Claudio Úbeda ha dejado de ser el entrenador de Boca Juniors tras la eliminación en la Copa Libertadores, y el club ahora buscará un nuevo director técnico.
Claudio Úbeda ha concluido oficialmente su mandato como director técnico de Boca Juniors. Esta decisión se materializó únicamente cuatro días después de la decepcionante eliminación del equipo en la fase de grupos de la Copa Libertadores 2026, lo que llevó a la directiva a optar por no renovar el contrato del entrenador, que expiraba a finales de junio. Por consiguiente, la institución se enfrenta nuevamente al reto de designar un nuevo líder para el plantel profesional en un periodo de intensa exigencia deportiva.
La determinación fue ratificada tras una reunión que tuvo lugar en las instalaciones de Ezeiza, donde se dialogó entre Úbeda y el director deportivo, Marcelo Delgado. En este encuentro se notificó al entrenador que no continuaría en su cargo una vez que concluyera su vínculo contractual. Esta resolución también abarcó a su principal asistente, Juvenal Rodríguez, quien había formado parte del cuerpo técnico desde el inicio de este ciclo.
Úbeda asumió la dirección del equipo en octubre de 2025, un periodo marcado por circunstancias muy particulares para la entidad. Su llegada se produjo tras el fallecimiento de Miguel Ángel Russo, un ícono muy apreciado en el entorno de Boca y responsable de una de las etapas más exitosas del club en el ámbito internacional. Hasta entonces, el exdefensor se había desempeñado como asistente técnico y se vio obligado a asumir el liderazgo del plantel en un contexto emocionalmente complicado.

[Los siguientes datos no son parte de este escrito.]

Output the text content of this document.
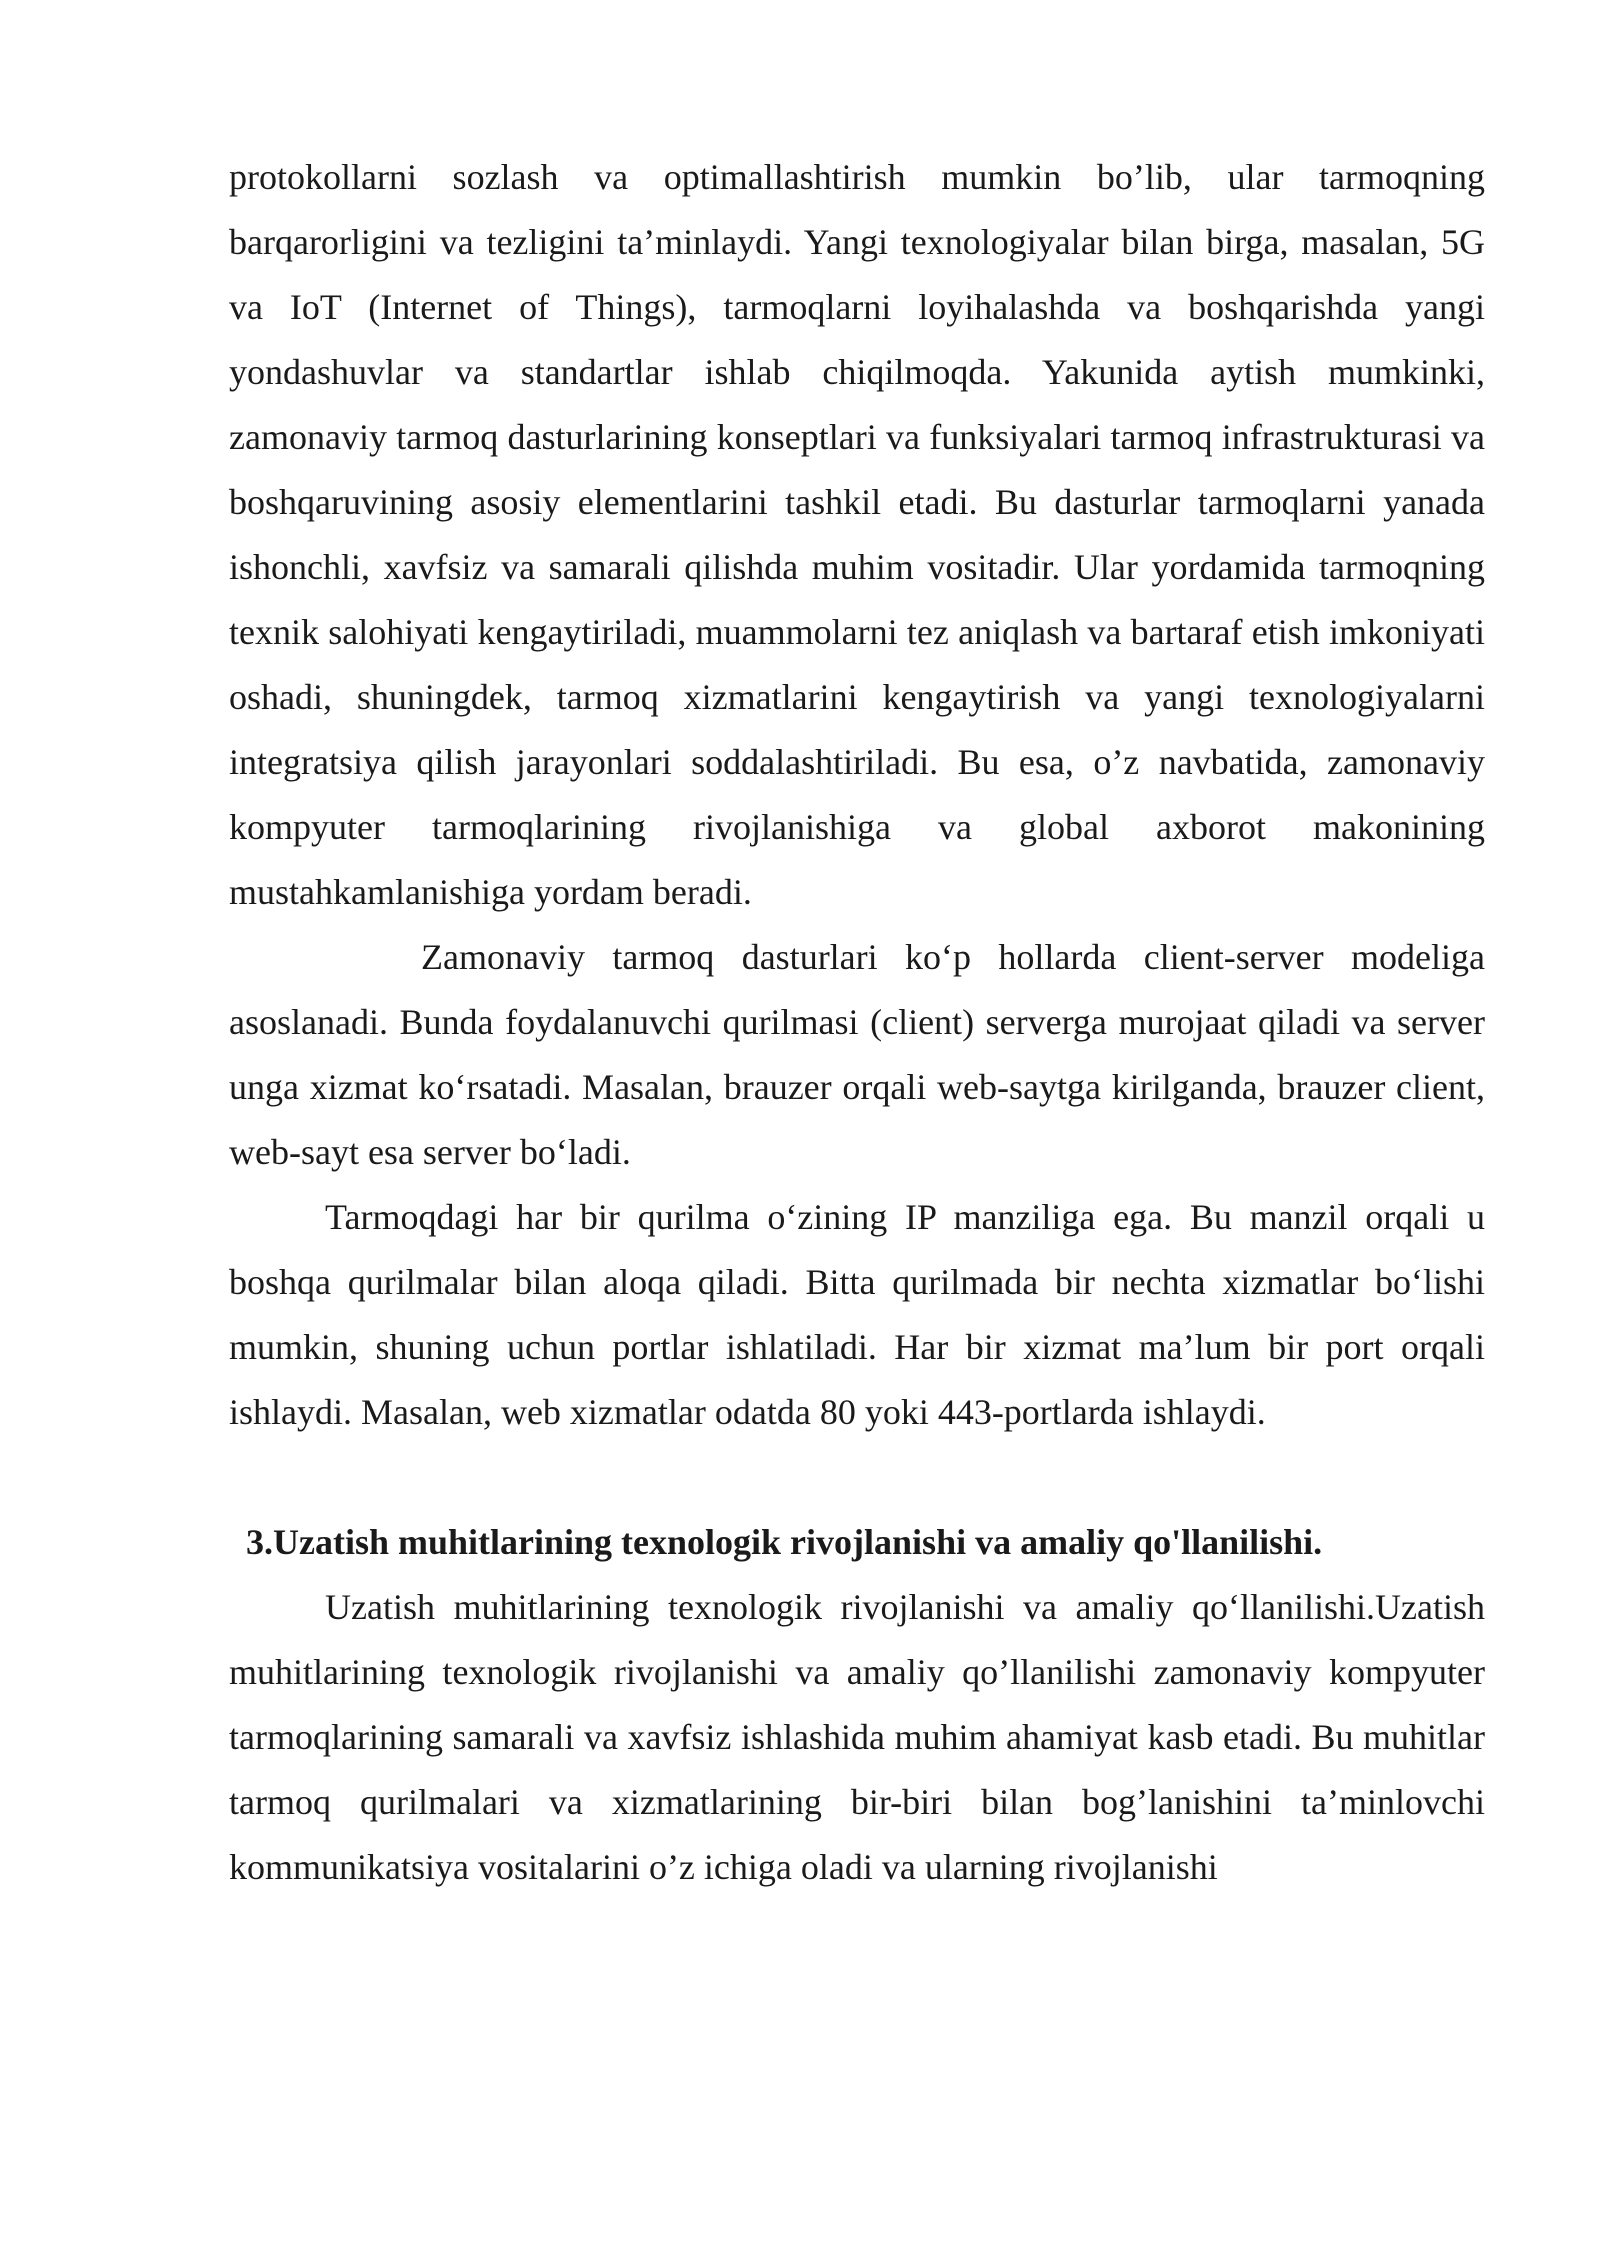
protokollarni sozlash va optimallashtirish mumkin bo’lib, ular tarmoqning barqarorligini va tezligini ta’minlaydi. Yangi texnologiyalar bilan birga, masalan, 5G va IoT (Internet of Things), tarmoqlarni loyihalashda va boshqarishda yangi yondashuvlar va standartlar ishlab chiqilmoqda. Yakunida aytish mumkinki, zamonaviy tarmoq dasturlarining konseptlari va funksiyalari tarmoq infrastrukturasi va boshqaruvining asosiy elementlarini tashkil etadi. Bu dasturlar tarmoqlarni yanada ishonchli, xavfsiz va samarali qilishda muhim vositadir. Ular yordamida tarmoqning texnik salohiyati kengaytiriladi, muammolarni tez aniqlash va bartaraf etish imkoniyati oshadi, shuningdek, tarmoq xizmatlarini kengaytirish va yangi texnologiyalarni integratsiya qilish jarayonlari soddalashtiriladi. Bu esa, o’z navbatida, zamonaviy kompyuter tarmoqlarining rivojlanishiga va global axborot makonining mustahkamlanishiga yordam beradi.

Zamonaviy tarmoq dasturlari ko‘p hollarda client-server modeliga asoslanadi. Bunda foydalanuvchi qurilmasi (client) serverga murojaat qiladi va server unga xizmat ko‘rsatadi. Masalan, brauzer orqali web-saytga kirilganda, brauzer client, web-sayt esa server bo‘ladi.

Tarmoqdagi har bir qurilma o‘zining IP manziliga ega. Bu manzil orqali u boshqa qurilmalar bilan aloqa qiladi. Bitta qurilmada bir nechta xizmatlar bo‘lishi mumkin, shuning uchun portlar ishlatiladi. Har bir xizmat ma’lum bir port orqali ishlaydi. Masalan, web xizmatlar odatda 80 yoki 443-portlarda ishlaydi.

3.Uzatish muhitlarining texnologik rivojlanishi va amaliy qo'llanilishi.

Uzatish muhitlarining texnologik rivojlanishi va amaliy qo‘llanilishi.Uzatish muhitlarining texnologik rivojlanishi va amaliy qo’llanilishi zamonaviy kompyuter tarmoqlarining samarali va xavfsiz ishlashida muhim ahamiyat kasb etadi. Bu muhitlar tarmoq qurilmalari va xizmatlarining bir-biri bilan bog’lanishini ta’minlovchi kommunikatsiya vositalarini o’z ichiga oladi va ularning rivojlanishi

Durante su gestión, el entrenador dirigió un total de 32 partidos oficiales. Las cifras obtenidas son significativas, reflejando 17 victorias, siete empates y ocho derrotas, con un saldo de 45 goles anotados y 22 recibidos. No obstante, el desenlace de la temporada fue crucial para su permanencia en el cargo. La eliminación prematura en la Libertadores y la derrota ante Huracán en los octavos de final del Torneo Apertura dejaron al equipo sin metas relevantes y aceleraron el análisis por parte de la dirigencia.
El golpe definitivo se produjo en La Bombonera, donde Boca fue derrotado 1-0 por la Universidad Católica y quedó fuera del torneo continental. Esta derrota marcó el final de una racha negativa de cuatro partidos sin victorias en la Copa, con tres caídas que comprometieron gravemente las posibilidades de clasificación del equipo.
Tras dicho encuentro, Úbeda ya había mostrado la incertidumbre que rodeaba su futuro. Visiblemente impactado por el resultado, el entrenador expresó su malestar y preocupación por la situación del equipo, lo que evidenció la presión a la que estaba sometido en ese momento.